Kalmyk steppe’s son

Kirsan Ilyumzhinov happened to lead Kalmykia in the most difficult period of the modern history of Russia. Now it becomes clear that this time was nearly the best in the steppe republic’s life. 

In late October, it was exactly eight years since Kirsan Ilyumzhinov resigned as head of Kalmykia. One’s own place, as you know, is better seen from a distance. Enough time has passed now to look back and evaluate objectively what was done at that time.


The first thing that catches the eye is that retired Ilyumzhinov never said, “I am tired, so I leave”. He made no statements like "I did everything I could." On the contrary, he had energy in abundance that he proved by visiting annually up to hundreds of countries as President of the International Chess Federation (FIDE). 

Ilyumzhinov resigned in October 2010, and in January of the same year Vladimir Putin, then the acting head of the Russian Government, said about his work: “Despite the crisis of 2009, the Republic of Kalmykia showed a positive trend in the growth of industrial production, in housing and in improving of the labour market. There are still many problems, but it is encouraging that the dynamics are positive. ”
The compatriots were much more emotional, summing up the work of Ilyumzhinov in such words: “For 17 years, significant changes have taken place in Kalmykia. Kirsan Ilyumzhinov directed all his energy towards improving people's lives. Recall gasification of the steppe republic, construction of the Chess City and the largest khurul in Europe!” They also recalled new midwife centres in the villages, systematic work on the revival of animal husbandry, and much more.
However, it would be wise to remember what Kalmykia was by the end of the twentieth century. Of course, Kalmykia received some funding, but that was done mostly for the record because of ineffective inertia within the Soviet bureaucracy.
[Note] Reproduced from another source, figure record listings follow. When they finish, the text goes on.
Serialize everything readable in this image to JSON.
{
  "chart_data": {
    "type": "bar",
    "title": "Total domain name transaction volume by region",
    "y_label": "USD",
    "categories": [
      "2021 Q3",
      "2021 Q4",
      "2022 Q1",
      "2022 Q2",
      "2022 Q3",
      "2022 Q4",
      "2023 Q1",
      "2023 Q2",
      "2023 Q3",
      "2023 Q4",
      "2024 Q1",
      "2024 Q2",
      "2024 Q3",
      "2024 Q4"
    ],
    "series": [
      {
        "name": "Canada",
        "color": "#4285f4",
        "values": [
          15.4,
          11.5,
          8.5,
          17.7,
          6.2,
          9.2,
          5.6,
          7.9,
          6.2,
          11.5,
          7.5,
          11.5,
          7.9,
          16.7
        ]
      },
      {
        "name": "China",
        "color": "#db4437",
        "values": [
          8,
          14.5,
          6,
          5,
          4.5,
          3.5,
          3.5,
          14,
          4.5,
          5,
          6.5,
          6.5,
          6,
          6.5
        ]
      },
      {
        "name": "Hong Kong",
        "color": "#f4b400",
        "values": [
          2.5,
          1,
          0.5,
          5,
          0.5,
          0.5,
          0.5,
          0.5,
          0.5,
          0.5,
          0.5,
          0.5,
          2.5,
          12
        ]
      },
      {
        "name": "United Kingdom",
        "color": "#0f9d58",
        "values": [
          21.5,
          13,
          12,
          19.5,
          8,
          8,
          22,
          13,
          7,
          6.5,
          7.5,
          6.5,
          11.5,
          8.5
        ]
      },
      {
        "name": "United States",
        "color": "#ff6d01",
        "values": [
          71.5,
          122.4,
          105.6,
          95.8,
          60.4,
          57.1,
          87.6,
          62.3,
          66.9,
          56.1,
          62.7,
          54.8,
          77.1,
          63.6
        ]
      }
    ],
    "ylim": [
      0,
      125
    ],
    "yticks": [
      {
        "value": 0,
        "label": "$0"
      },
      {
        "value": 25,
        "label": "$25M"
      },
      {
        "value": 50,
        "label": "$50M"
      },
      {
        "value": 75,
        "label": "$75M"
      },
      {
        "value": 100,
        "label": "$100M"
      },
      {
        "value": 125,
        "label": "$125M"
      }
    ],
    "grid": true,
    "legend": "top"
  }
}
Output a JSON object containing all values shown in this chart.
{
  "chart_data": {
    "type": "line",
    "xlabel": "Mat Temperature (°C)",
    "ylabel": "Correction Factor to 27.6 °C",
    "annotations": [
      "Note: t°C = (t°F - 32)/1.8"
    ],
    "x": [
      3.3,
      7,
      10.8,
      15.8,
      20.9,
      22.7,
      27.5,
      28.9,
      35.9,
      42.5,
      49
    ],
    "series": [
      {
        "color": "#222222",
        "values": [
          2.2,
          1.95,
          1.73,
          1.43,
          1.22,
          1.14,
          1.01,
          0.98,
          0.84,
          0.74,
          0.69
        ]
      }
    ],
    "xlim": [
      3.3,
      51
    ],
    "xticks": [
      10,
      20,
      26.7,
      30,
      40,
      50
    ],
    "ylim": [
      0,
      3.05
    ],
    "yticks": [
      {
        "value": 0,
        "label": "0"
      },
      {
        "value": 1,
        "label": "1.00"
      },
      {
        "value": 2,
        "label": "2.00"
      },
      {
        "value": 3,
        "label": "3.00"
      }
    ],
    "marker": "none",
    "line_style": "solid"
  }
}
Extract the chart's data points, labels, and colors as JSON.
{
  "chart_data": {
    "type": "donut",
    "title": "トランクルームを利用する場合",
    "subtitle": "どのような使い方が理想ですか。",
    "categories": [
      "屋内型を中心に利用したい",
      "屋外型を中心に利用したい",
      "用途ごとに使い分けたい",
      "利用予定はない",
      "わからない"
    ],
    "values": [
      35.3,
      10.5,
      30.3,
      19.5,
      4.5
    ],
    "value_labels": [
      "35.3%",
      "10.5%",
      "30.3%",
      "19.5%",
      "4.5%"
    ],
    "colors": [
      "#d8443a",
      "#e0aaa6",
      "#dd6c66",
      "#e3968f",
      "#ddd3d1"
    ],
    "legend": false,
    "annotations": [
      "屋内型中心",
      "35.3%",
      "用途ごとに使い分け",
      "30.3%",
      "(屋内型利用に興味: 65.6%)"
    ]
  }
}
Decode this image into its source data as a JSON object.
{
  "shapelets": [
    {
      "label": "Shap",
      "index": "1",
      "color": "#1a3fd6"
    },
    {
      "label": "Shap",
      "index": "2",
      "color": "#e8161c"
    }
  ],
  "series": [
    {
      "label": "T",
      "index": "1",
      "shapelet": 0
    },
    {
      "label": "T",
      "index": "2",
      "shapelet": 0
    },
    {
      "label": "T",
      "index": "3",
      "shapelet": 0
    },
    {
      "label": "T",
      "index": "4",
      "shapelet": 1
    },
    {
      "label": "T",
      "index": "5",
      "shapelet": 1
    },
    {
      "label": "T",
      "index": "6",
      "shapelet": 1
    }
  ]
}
The local authorities tried not to bother Moscow and did not care for the true needs of their people.
As a result, when Kirsan Ilyumzhinov was elected President of Kalmykia in the spring of 1993, the republic was, if not in ruins, then close to that. Never mention the lack of gas, which was common even for the regional centres of larger and richer regions of Russia. Never mention roads that represent, as you know, one of the two eternal problems of our country (there were practically no roads in Kalmykia). Suffice to say that out of the famous herd of small cattle, only 470 thousand sheep remained. It is not bad for a large collective farm but practically nothing for a republic.
It is better not to recall the state of culture, education, and spirituality: there was neither a theatre nor a worthy museum nor a school with education in the native language. Religious needs in this Buddhist region (it’s still hard to bear the burden of earthly existence without God) were “served” by the one and only small Orthodox (!) Church.
And then there was perestroika. No wonder that the first Russian president, Boris Yeltsin, called for “Taking as much sovereignty as one can stomach”. It was not so much a generous offer, but rather recognition of major financial issues and problems at the federal level. However, the big party and economic bosses could not adjust, and the simple residents of Kalmykia saw this perfectly well.
At that time, some of them remembered the young manager Kirsan Ilyumzhinov, who had successfully developed his business in Moscow since the beginning of perestroika. It wasn’t a spontaneous decision. By that time, he had already defended interests of his fellow citizens for three years as a deputy to the Supreme Soviets of Russia and the USSR.
We will not talk about all the vicissitudes of the election campaign of 1993 in Kalmykia. Much has been written about it, including what was written by Kirsan Nikolayevich himself. We will only note that all his opponents were very serious local “political heavyweights”. Nevertheless, he won with a huge margin, gaining 65.37% of the vote and thus becoming the youngest of the regional leaders of Russia.
According to Ilyumzhinov, his fellow citizens had such confidence because they believed in his ability to take responsibility. The same thing happened in other regions - Mintimer Shaimiev won in Tatarstan, Murtaza Rakhimov in Bashkiria, Eduard Rossel in Urals, and Mikhail Nikolaev in Yakutia: no matter how ambiguous they may seem, they were united by caring for their native land and willingness to take risks for the sake of  residents’ well-being.
Meanwhile, the first decree of Ilyumzhinov as President of Kalmykia was not about the economy but about ... chess! Detractors laughed: wooden pieces instead of bread! Here is your president! However, Ilyumzhinov was looking to the future: students’ performance increased by an average of forty percent after introduction of chess in local schools. Moreover, this was the key to develop competitiveness.
However, man does not live by chess alone. Ilyumzhinov made officials pay attention to other forms of youth leisure. Despite all obstacles, chess circles and sections were opened in schools, and sometimes in any suitable outbuildings. This allowed to reduce criminal tensions by attracting young people.
Incidentally, since we touched upon crime, one should recall few things. Our fellow citizens, who survived the dashing nineties, remember how buying the bread in a nearby store became an adventure. Drug addicts and alcoholics, ready to do anything for the money for another dose, were commonplace. Moreover, on your way back, you could find your home broken into.
Criminality was dealt with relatively quickly in Kalmykia - this was one of Ilyumzhinov’s main demands on local security officials. There is a historical anecdote in the republic: once Ilyumzhinov publicly mentioned that it would be nice to return to the traditions of ancestors who cut off the hands of thieves. This was said to be a joke, but soon a delegation of elders came to the president with a proposal to start with only fingers. So high was the belief that if Ilyumzhinov said something, he would do it. However, more importantly, criminality believed this threat. Many mobsters have chosen to go to other regions or keep a low profile.